NOTE: GR10 is sensitive. You won’t need to set your player or amp very high before its volume ramps up crazily. But it doesn’t isolate as well as other earphones, and you may find yourself ramping up the volume when out and about. Be careful. Don’t destroy your ears.
Also: the GR10 requires a pretty good output in order to sound its best. That doesn’t mean loud. That means high-current, low-impedance, and noise-rejecting. A great amp for it is the Vorzuge Pure II, or the Portaphile Micro.
Upon first listen, I decided that it belonged to the group of earphones that is all about linear resolution, a group that boasts a relatively flat frequency response, and is often construed as boring, or made for studio use and measurebators.
Somewhere there’s a certain nail I hit near the head; but there’s a whole other one that I missed. You see, GR10 does boast a rather flat output. Bass resolves good detail below 60Hz, and highs do the same beyond 14kHz. There is plenty of sparkle and a good deal of space between notes and instruments between both extremes.
That’s the usual preamble to me saying something like: “but these can be fatiguing”, or “you won’t get a lot of sound pressure from the bass”. Ex-nay on the addendum-ay. For, while it is a linear-running earphone, the way it handles lows and highs is special. Ditto the mids. Ditto the lows.
I think it’s time I whip out the vocalist licking your eardrum metaphor. GR10, while accurate, and while fast, manages to spend time examining, but not scrutinising, often-overlooked details. In trance, those little things happen to be the forward edges of electronic bass beats and the small lateral details of synthesised percussion.
The sound stage is wicked. It is wide, spatially detailed, and deep. At the same time, it is wicked neutral. It’s not the sort of sound you typically get from closed earphones. At times, music will lick around your head like you’re standing in front of an unplugged banana stage trembling under the wiles of David Lee Roth’s clones. Still, there are no shifts, no timing errors, no extra contrast to trick you into thinking that what you hear is wider than it really is.
Switching to an audiophile-favourite genre: 30-something females whining about love and love lost on top of a piano: your favourite diva’s voice will be perfectly centre-anchored, and where called for, will unfurl gently out. Guitar is meaty, and organic. Sex-o-phones spring from the blackness with emotion. Phase is coherent and top-to-bottom speed is in sync.
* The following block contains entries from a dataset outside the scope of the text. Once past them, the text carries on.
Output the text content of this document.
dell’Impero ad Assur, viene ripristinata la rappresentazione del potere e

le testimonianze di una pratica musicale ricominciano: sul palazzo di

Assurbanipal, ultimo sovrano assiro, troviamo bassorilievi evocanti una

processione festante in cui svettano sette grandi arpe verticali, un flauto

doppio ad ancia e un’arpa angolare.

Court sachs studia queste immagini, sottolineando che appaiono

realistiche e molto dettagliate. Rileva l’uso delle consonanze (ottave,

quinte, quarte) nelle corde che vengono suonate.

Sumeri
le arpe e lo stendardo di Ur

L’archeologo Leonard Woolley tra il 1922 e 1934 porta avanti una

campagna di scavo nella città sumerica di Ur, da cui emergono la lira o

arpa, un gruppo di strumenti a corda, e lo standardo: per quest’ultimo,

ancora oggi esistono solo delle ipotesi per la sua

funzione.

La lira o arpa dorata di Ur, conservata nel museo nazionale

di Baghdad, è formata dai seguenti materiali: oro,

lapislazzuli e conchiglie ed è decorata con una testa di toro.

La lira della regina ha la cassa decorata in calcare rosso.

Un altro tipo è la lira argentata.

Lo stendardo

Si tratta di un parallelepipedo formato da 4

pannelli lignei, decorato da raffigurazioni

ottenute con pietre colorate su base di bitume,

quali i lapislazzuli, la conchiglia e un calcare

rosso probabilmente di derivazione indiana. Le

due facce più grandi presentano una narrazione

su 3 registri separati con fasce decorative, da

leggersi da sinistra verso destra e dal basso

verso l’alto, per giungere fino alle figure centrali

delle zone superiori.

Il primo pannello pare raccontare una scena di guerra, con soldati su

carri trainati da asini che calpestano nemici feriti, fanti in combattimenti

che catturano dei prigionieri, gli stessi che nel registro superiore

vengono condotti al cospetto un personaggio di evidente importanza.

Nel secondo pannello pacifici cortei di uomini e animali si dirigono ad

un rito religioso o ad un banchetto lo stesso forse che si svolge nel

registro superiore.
The vocalist herself gets very close to your eardrum. Close enough for you to tell whether or not she chewed gum before singing, but not close enough to tell if it was spearmint or cinnamon. If you want to get closer in a nice way, you need to move up to the Noble Audio K10. The GR10’s mids are safely stowed in the centre. They certainly don’t jump out as do their Primo 8 contemporaries, nor are they as detailed as those of the K10. Mids are slightly lifted with regards to bass and treble, but mainly in the above-1K region.
Highs are slightly shinier than neutral. They are smoothly detailed, and well-extended. They are fast, spacious, and joyous. That last point isn’t one that often creeps up on closed earphones. And, it’s a point that makes the GR10 perfect for every genre out there. Nothing ever wigs them out. And getting any frequency to distort is damn difficult.
Like the highs, the GR10’s bass is smoothly detailed. It hits low notes well, but with no extra accentuation or warmth. It’s errs warm and is incredibly musical, not to mention well-paced, and artefact-free. It’s got the forward edge and pressure of a large-diameter diaphragm. It keeps perfect pace with EDM and fast trance. In fact, it’s the sort of bass that fast genres call for, while perfectly capable of stirring up a good show for 1990’s hip hop. It’s not the warm, centre-weighted bass of the Earsonics EM32 that is can rattle the bolts out of your brain. But then again, if it was, you wouldn’t be reading this review.
The Grado sound is something you have to experience. It defines its retail space. It is addictive. And even though my long-term experience squeezes in just two earphones, it is proved every time I come back to the GR10 after reviewing and enjoying larger, much more expensive earphones.
It is a sound worth investing in.
If it weren’t for the so-so stress relief, the curly-cue cable, and the easily rubbed type, the GR10 would be perfect. It’s got a sound that stands toe-to-toe with much more expensive earphones, but it’s far more comfortable and costs far less. If only it isolated a bit better, it would completely dominate all of my out-and-about listening. But even with those mild digs, it is one of the best earphones out there, at any price.